A Quinnipiac national poll released last week asked likely voters if they believed Clinton was honest or not. Overall, 32 percent said she was, compared to 65 percent who said she was not. That ugly picture was bad across all age groups, but worst among young voters: Only 21 percent of 18-to-34–year-olds said she was honest, compared to 77 percent who did not. By contrast, 27 percent of those 18 to 34 said Donald Trump was honest. (Which is not to say they all view this as an asset in him.) Another question asked whether Clinton “bases her policies on a set of core values” or “does whatever is politically convenient.” Thirty-nine percent of likely voters overall said “based on core values,” but only 25 percent of 18-to-34–year-olds did. Clinton’s poll numbers suggest she’s outperforming her character numbers among these demographics—i.e., she’s still earning the votes of many young people who believe she’s wholly dishonest. But she needs to repair this image if she’s going to get much further, and there are only 50 days left to do so.

It never would have worked for Clinton to come out and promise millennials she’s something she’s not. She’s not a good-government, authentic transparency diehard who promises to cleanse the nation’s capital of corruption or transform the system. She’s not selling revolution. She’s a mainstream Democrat, a liberal with caveats, and she harbors no illusions about changing Washington. Instead what her speech sought to do in its most, dare we say, authentic moment was to persuade young people (and anyone else with the same concerns) of her view: that politics is a slog and always will be, and one that requires the work of both insiders and outsiders working mutually, over lifetimes, to make change.

“I’ve learned in a democracy,” she said, “if you want to help the greatest number of people, you have to push for reform from both the outside in and the inside out.
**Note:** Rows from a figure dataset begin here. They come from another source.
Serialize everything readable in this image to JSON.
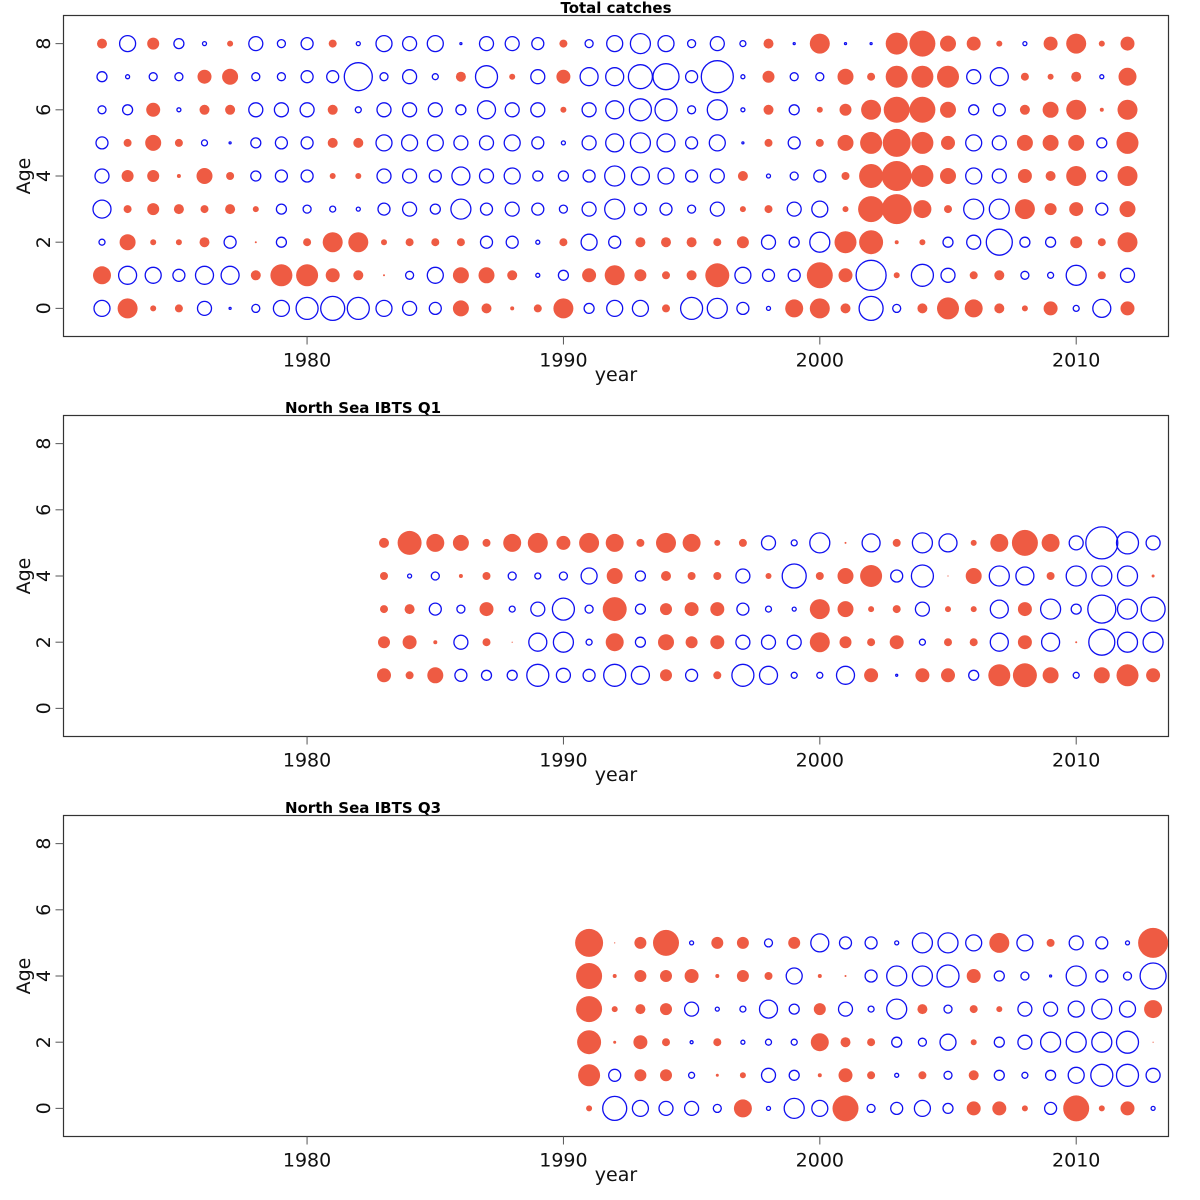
{
  "colors": {
    "positive": "#EE5B43",
    "negative": "#1010F0"
  },
  "chart_data": [
    {
      "type": "scatter",
      "subtype": "bubble",
      "title": "Total catches",
      "xlabel": "year",
      "ylabel": "Age",
      "xlim": [
        1970.5,
        2013.6
      ],
      "ylim": [
        -0.85,
        8.85
      ],
      "xticks": [
        1980,
        1990,
        2000,
        2010
      ],
      "yticks": [
        0,
        2,
        4,
        6,
        8
      ],
      "years": [
        1972,
        1973,
        1974,
        1975,
        1976,
        1977,
        1978,
        1979,
        1980,
        1981,
        1982,
        1983,
        1984,
        1985,
        1986,
        1987,
        1988,
        1989,
        1990,
        1991,
        1992,
        1993,
        1994,
        1995,
        1996,
        1997,
        1998,
        1999,
        2000,
        2001,
        2002,
        2003,
        2004,
        2005,
        2006,
        2007,
        2008,
        2009,
        2010,
        2011,
        2012
      ],
      "ages": [
        8,
        7,
        6,
        5,
        4,
        3,
        2,
        1,
        0
      ],
      "note": "signed residual magnitude; positive = filled red, negative = open blue",
      "values": [
        [
          5,
          -8,
          6,
          -5,
          -2,
          3,
          -7,
          -4,
          -6,
          4,
          -2,
          -8,
          -7,
          -8,
          -1,
          -7,
          -7,
          -6,
          4,
          -4,
          -8,
          -10,
          -8,
          -4,
          -7,
          -3,
          5,
          -1,
          10,
          -1,
          -1,
          11,
          13,
          8,
          7,
          3,
          -2,
          7,
          10,
          3,
          7
        ],
        [
          -5,
          -2,
          -4,
          -4,
          7,
          8,
          -4,
          -4,
          -6,
          -6,
          -14,
          -4,
          -7,
          -3,
          5,
          -11,
          3,
          -7,
          7,
          -9,
          -9,
          -12,
          -13,
          -6,
          -16,
          -2,
          6,
          -4,
          -4,
          8,
          4,
          11,
          11,
          11,
          -7,
          -9,
          4,
          3,
          5,
          -2,
          9
        ],
        [
          -4,
          -5,
          7,
          -2,
          5,
          5,
          -7,
          -7,
          -7,
          5,
          -3,
          -7,
          -7,
          -7,
          -5,
          -9,
          -7,
          -7,
          3,
          -7,
          -9,
          -11,
          -11,
          -4,
          -10,
          -2,
          5,
          -5,
          3,
          6,
          10,
          13,
          13,
          8,
          -5,
          -6,
          5,
          8,
          10,
          2,
          10
        ],
        [
          -6,
          4,
          8,
          4,
          -3,
          -1,
          -5,
          -6,
          -6,
          5,
          5,
          -8,
          -8,
          -8,
          -7,
          -7,
          -8,
          -6,
          -2,
          -7,
          -9,
          -10,
          -9,
          -6,
          -8,
          -1,
          4,
          -6,
          4,
          8,
          11,
          14,
          11,
          7,
          -8,
          -7,
          8,
          8,
          8,
          -5,
          11
        ],
        [
          -7,
          6,
          6,
          2,
          8,
          4,
          -5,
          -6,
          -6,
          3,
          3,
          -7,
          -7,
          -6,
          -9,
          -7,
          -8,
          -5,
          -5,
          -6,
          -10,
          -9,
          -8,
          -6,
          -7,
          5,
          -2,
          -4,
          -6,
          4,
          12,
          15,
          11,
          8,
          -8,
          -7,
          7,
          5,
          10,
          -5,
          10
        ],
        [
          -9,
          4,
          6,
          5,
          4,
          5,
          3,
          -5,
          -4,
          -3,
          -2,
          -6,
          -7,
          -5,
          -10,
          -6,
          -7,
          -6,
          -4,
          -7,
          -10,
          -6,
          -6,
          -4,
          -7,
          3,
          4,
          -7,
          -8,
          3,
          13,
          15,
          9,
          4,
          -10,
          -10,
          10,
          6,
          7,
          -6,
          8
        ],
        [
          -3,
          8,
          3,
          3,
          5,
          -6,
          1,
          -5,
          4,
          10,
          10,
          3,
          4,
          4,
          4,
          -6,
          -6,
          -2,
          4,
          -8,
          -6,
          5,
          5,
          5,
          4,
          6,
          -7,
          -5,
          -10,
          11,
          12,
          2,
          3,
          -5,
          -7,
          -13,
          -5,
          -5,
          6,
          4,
          10
        ],
        [
          9,
          -9,
          -8,
          -6,
          -9,
          -9,
          5,
          11,
          11,
          7,
          5,
          1,
          -4,
          -8,
          8,
          8,
          5,
          -2,
          -5,
          7,
          10,
          6,
          4,
          5,
          12,
          -8,
          -6,
          -6,
          13,
          7,
          -15,
          3,
          -11,
          -7,
          4,
          5,
          -4,
          -3,
          -10,
          4,
          -7
        ],
        [
          -8,
          10,
          3,
          4,
          -7,
          -1,
          -4,
          -8,
          -11,
          -12,
          -11,
          -8,
          -7,
          -6,
          8,
          5,
          2,
          4,
          10,
          -5,
          -8,
          -8,
          4,
          -11,
          -10,
          -6,
          -2,
          9,
          10,
          5,
          -12,
          -4,
          5,
          11,
          9,
          5,
          3,
          7,
          -3,
          -9,
          7
        ]
      ]
    },
    {
      "type": "scatter",
      "subtype": "bubble",
      "title": "North Sea IBTS Q1",
      "xlabel": "year",
      "ylabel": "Age",
      "xlim": [
        1970.5,
        2013.6
      ],
      "ylim": [
        -0.85,
        8.85
      ],
      "xticks": [
        1980,
        1990,
        2000,
        2010
      ],
      "yticks": [
        0,
        2,
        4,
        6,
        8
      ],
      "years": [
        1983,
        1984,
        1985,
        1986,
        1987,
        1988,
        1989,
        1990,
        1991,
        1992,
        1993,
        1994,
        1995,
        1996,
        1997,
        1998,
        1999,
        2000,
        2001,
        2002,
        2003,
        2004,
        2005,
        2006,
        2007,
        2008,
        2009,
        2010,
        2011,
        2012,
        2013
      ],
      "ages": [
        5,
        4,
        3,
        2,
        1
      ],
      "note": "signed residual magnitude; positive = filled red, negative = open blue",
      "values": [
        [
          5,
          12,
          9,
          8,
          4,
          9,
          10,
          7,
          10,
          9,
          4,
          10,
          9,
          3,
          4,
          -7,
          -3,
          -10,
          1,
          -9,
          4,
          -10,
          -9,
          3,
          9,
          13,
          9,
          -7,
          -16,
          -11,
          -7
        ],
        [
          4,
          -2,
          -4,
          2,
          4,
          -4,
          -3,
          -4,
          -8,
          8,
          -5,
          5,
          4,
          4,
          -7,
          3,
          -12,
          4,
          8,
          11,
          -6,
          -11,
          0.5,
          8,
          -10,
          -9,
          4,
          -10,
          -10,
          -10,
          1.5
        ],
        [
          4,
          5,
          -6,
          -4,
          7,
          -3,
          -7,
          -11,
          -4,
          12,
          -5,
          6,
          7,
          7,
          -6,
          -3,
          -2,
          10,
          8,
          3,
          4,
          -7,
          3,
          3,
          -9,
          7,
          -10,
          -5,
          -14,
          -10,
          -12
        ],
        [
          6,
          7,
          2,
          -7,
          4,
          0.5,
          -9,
          -10,
          -3,
          9,
          -5,
          8,
          6,
          7,
          -7,
          -7,
          -7,
          10,
          6,
          4,
          7,
          -3,
          4,
          4,
          -9,
          7,
          -9,
          1,
          -13,
          -10,
          -10
        ],
        [
          7,
          4,
          8,
          -6,
          -5,
          -5,
          -11,
          -7,
          -6,
          -11,
          -9,
          6,
          -6,
          4,
          -11,
          -9,
          -3,
          -3,
          -9,
          7,
          -1,
          7,
          7,
          -5,
          11,
          12,
          8,
          -3,
          8,
          11,
          7
        ]
      ]
    },
    {
      "type": "scatter",
      "subtype": "bubble",
      "title": "North Sea IBTS Q3",
      "xlabel": "year",
      "ylabel": "Age",
      "xlim": [
        1970.5,
        2013.6
      ],
      "ylim": [
        -0.85,
        8.85
      ],
      "xticks": [
        1980,
        1990,
        2000,
        2010
      ],
      "yticks": [
        0,
        2,
        4,
        6,
        8
      ],
      "years": [
        1991,
        1992,
        1993,
        1994,
        1995,
        1996,
        1997,
        1998,
        1999,
        2000,
        2001,
        2002,
        2003,
        2004,
        2005,
        2006,
        2007,
        2008,
        2009,
        2010,
        2011,
        2012,
        2013
      ],
      "ages": [
        5,
        4,
        3,
        2,
        1,
        0
      ],
      "note": "signed residual magnitude; positive = filled red, negative = open blue",
      "values": [
        [
          14,
          0.5,
          6,
          13,
          -2,
          6,
          6,
          -4,
          6,
          -9,
          -6,
          -6,
          -2,
          -10,
          -10,
          -8,
          10,
          -8,
          4,
          -7,
          -6,
          -2,
          15
        ],
        [
          13,
          2,
          6,
          6,
          7,
          2,
          6,
          4,
          -8,
          2,
          1,
          -6,
          -10,
          -10,
          -11,
          7,
          -5,
          -4,
          -1,
          -10,
          -6,
          -4,
          -13
        ],
        [
          13,
          3,
          5,
          6,
          -7,
          -2,
          -3,
          -9,
          -5,
          6,
          -7,
          -3,
          -10,
          5,
          -4,
          4,
          3,
          -7,
          -7,
          -8,
          -10,
          -8,
          9
        ],
        [
          12,
          1.5,
          7,
          4,
          -1.5,
          4,
          -2,
          -3,
          -3,
          9,
          5,
          4,
          -5,
          -4,
          -8,
          3,
          -5,
          -7,
          -10,
          -10,
          -10,
          -11,
          0.5
        ],
        [
          11,
          -6,
          6,
          6,
          -3,
          1.5,
          3,
          -7,
          -5,
          2,
          7,
          4,
          -2,
          4,
          -4,
          5,
          -5,
          -3,
          -5,
          -8,
          -11,
          -11,
          -7
        ],
        [
          3,
          -12,
          -8,
          -7,
          -7,
          -4,
          9,
          -2,
          -10,
          -8,
          13,
          -4,
          -6,
          -8,
          -5,
          7,
          7,
          3,
          -6,
          13,
          3,
          7,
          -2
        ]
      ]
    }
  ]
}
We need activists and advocates, entrepreneurs and innovators, teachers and mentors, people who change lives every day in a million quiet ways.”

“We also need strong principled leaders,” she continued, “who can win votes, write laws, allocate resources, and do the slow, hard business of governing.”
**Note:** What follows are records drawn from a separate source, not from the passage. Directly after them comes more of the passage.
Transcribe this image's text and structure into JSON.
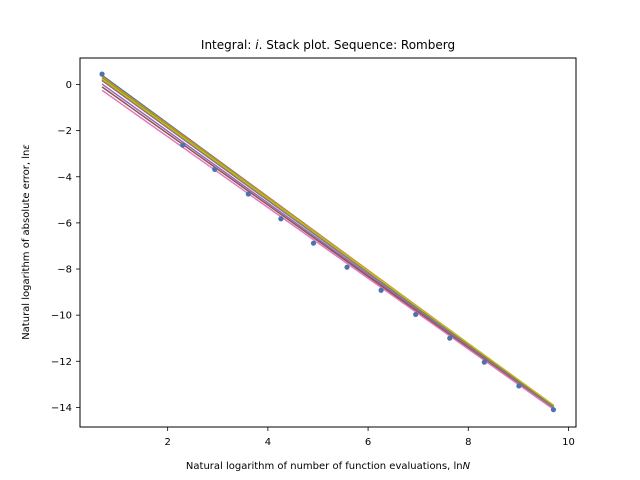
{
  "chart_data": {
    "type": "line",
    "title": {
      "prefix": "Integral: ",
      "italic": "i",
      "suffix": ". Stack plot. Sequence: Romberg"
    },
    "xlabel": {
      "text": "Natural logarithm of number of function evaluations, ln",
      "italic": "N"
    },
    "ylabel": {
      "text": "Natural logarithm of absolute error, ln",
      "italic": "ε"
    },
    "xlim": [
      0.25,
      10.15
    ],
    "ylim": [
      -14.85,
      1.15
    ],
    "xticks": [
      2,
      4,
      6,
      8,
      10
    ],
    "yticks": [
      0,
      -2,
      -4,
      -6,
      -8,
      -10,
      -12,
      -14
    ],
    "ytick_labels": [
      "0",
      "−2",
      "−4",
      "−6",
      "−8",
      "−10",
      "−12",
      "−14"
    ],
    "grid": false,
    "points": {
      "color": "#4c72b0",
      "x": [
        0.69,
        2.3,
        2.94,
        3.61,
        4.26,
        4.91,
        5.58,
        6.26,
        6.95,
        7.63,
        8.32,
        9.01,
        9.7
      ],
      "y": [
        0.45,
        -2.63,
        -3.68,
        -4.75,
        -5.82,
        -6.88,
        -7.92,
        -8.92,
        -9.97,
        -11.0,
        -12.04,
        -13.07,
        -14.1
      ]
    },
    "series": [
      {
        "color": "#1f77b4",
        "x": [
          0.69,
          9.7
        ],
        "y": [
          0.4,
          -13.95
        ]
      },
      {
        "color": "#ff7f0e",
        "x": [
          0.69,
          9.7
        ],
        "y": [
          0.35,
          -13.92
        ]
      },
      {
        "color": "#2ca02c",
        "x": [
          0.69,
          9.7
        ],
        "y": [
          0.28,
          -13.93
        ]
      },
      {
        "color": "#d62728",
        "x": [
          0.69,
          9.7
        ],
        "y": [
          0.18,
          -13.98
        ]
      },
      {
        "color": "#9467bd",
        "x": [
          0.69,
          9.7
        ],
        "y": [
          0.02,
          -14.02
        ]
      },
      {
        "color": "#8c564b",
        "x": [
          0.69,
          9.7
        ],
        "y": [
          -0.1,
          -14.05
        ]
      },
      {
        "color": "#e377c2",
        "x": [
          0.69,
          9.7
        ],
        "y": [
          -0.25,
          -14.08
        ]
      },
      {
        "color": "#7f7f7f",
        "x": [
          0.69,
          9.7
        ],
        "y": [
          0.2,
          -14.0
        ]
      },
      {
        "color": "#bcbd22",
        "x": [
          0.69,
          9.7
        ],
        "y": [
          0.25,
          -13.9
        ]
      }
    ]
  }
}
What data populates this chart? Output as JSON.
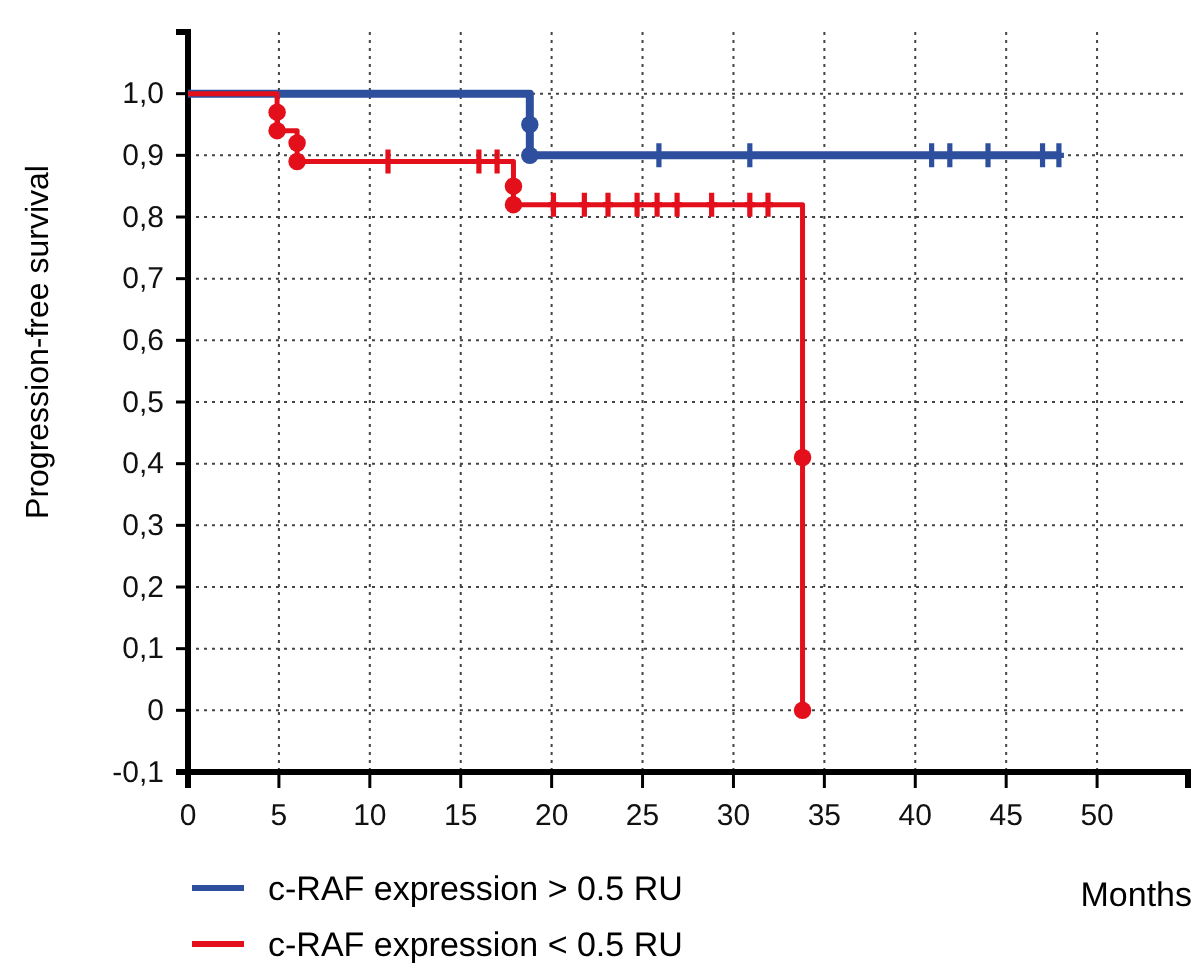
{
  "chart_data": {
    "type": "step",
    "xlabel": "Months",
    "ylabel": "Progression-free survival",
    "xlim": [
      0,
      55
    ],
    "xticks": [
      0,
      5,
      10,
      15,
      20,
      25,
      30,
      35,
      40,
      45,
      50
    ],
    "ylim": [
      -0.1,
      1.1
    ],
    "yticks": [
      {
        "value": -0.1,
        "label": "-0,1"
      },
      {
        "value": 0,
        "label": "0"
      },
      {
        "value": 0.1,
        "label": "0,1"
      },
      {
        "value": 0.2,
        "label": "0,2"
      },
      {
        "value": 0.3,
        "label": "0,3"
      },
      {
        "value": 0.4,
        "label": "0,4"
      },
      {
        "value": 0.5,
        "label": "0,5"
      },
      {
        "value": 0.6,
        "label": "0,6"
      },
      {
        "value": 0.7,
        "label": "0,7"
      },
      {
        "value": 0.8,
        "label": "0,8"
      },
      {
        "value": 0.9,
        "label": "0,9"
      },
      {
        "value": 1.0,
        "label": "1,0"
      }
    ],
    "grid": true,
    "legend": "bottom left",
    "line_style": "solid",
    "series": [
      {
        "name": "c-RAF expression > 0.5 RU",
        "color": "#2e4f9e",
        "marker": "none",
        "x": [
          0,
          18.8,
          47.9
        ],
        "values": [
          1.0,
          0.9,
          0.9
        ]
      },
      {
        "name": "c-RAF expression < 0.5 RU",
        "color": "#e30f1b",
        "marker": "none",
        "x": [
          0,
          4.9,
          6.0,
          17.9,
          33.8
        ],
        "values": [
          1.0,
          0.94,
          0.89,
          0.82,
          0
        ]
      },
      {
        "type": "scatter",
        "color": "#2e4f9e",
        "marker": "circle",
        "x": [
          18.8,
          18.8
        ],
        "values": [
          0.95,
          0.9
        ]
      },
      {
        "type": "scatter",
        "color": "#e30f1b",
        "marker": "circle",
        "x": [
          4.9,
          4.9,
          6.0,
          6.0,
          17.9,
          17.9,
          33.8,
          33.8
        ],
        "values": [
          0.97,
          0.94,
          0.92,
          0.89,
          0.85,
          0.82,
          0.41,
          0
        ]
      },
      {
        "type": "scatter",
        "color": "#2e4f9e",
        "marker": "cross",
        "x": [
          25.9,
          30.9,
          40.9,
          41.9,
          44.0,
          47.0,
          47.9
        ],
        "values": [
          0.9,
          0.9,
          0.9,
          0.9,
          0.9,
          0.9,
          0.9
        ]
      },
      {
        "type": "scatter",
        "color": "#e30f1b",
        "marker": "cross",
        "x": [
          11.0,
          16.0,
          17.0,
          20.1,
          21.8,
          23.1,
          24.7,
          25.8,
          26.9,
          28.8,
          30.9,
          31.9
        ],
        "values": [
          0.89,
          0.89,
          0.89,
          0.82,
          0.82,
          0.82,
          0.82,
          0.82,
          0.82,
          0.82,
          0.82,
          0.82
        ]
      }
    ]
  }
}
This is any honest person’s acknowledgement of how American politics works, barring the drafting of a new constitution. Activists organize coalitions to push insiders roughly aligned with them into action, and it doesn’t happen overnight. You vote for the candidate closest to your views who has a chance of winning and then pressure that person into action. That person then does the best he or she can within the confines of checks-and-balances, and sure, the insider might have to shiv you if the energy or political necessity or emergency priority is elsewhere.

This is exactly how Donald Trump, Gary Johnson, Jill Stein, or Hillary Clinton would operate if he or she became that insider, because it’s what the office is. Of the four, Clinton is viewed as the least authentic by the voters to whom authenticity is so critical, but she’s by far the most honest candidate about the way change happens. Monday’s speech was an effort to show these reluctant voters that they mostly share the same policy views—and to shift their understanding of authenticity so that Clinton can make the case that she’s one of the most authentic politicians around.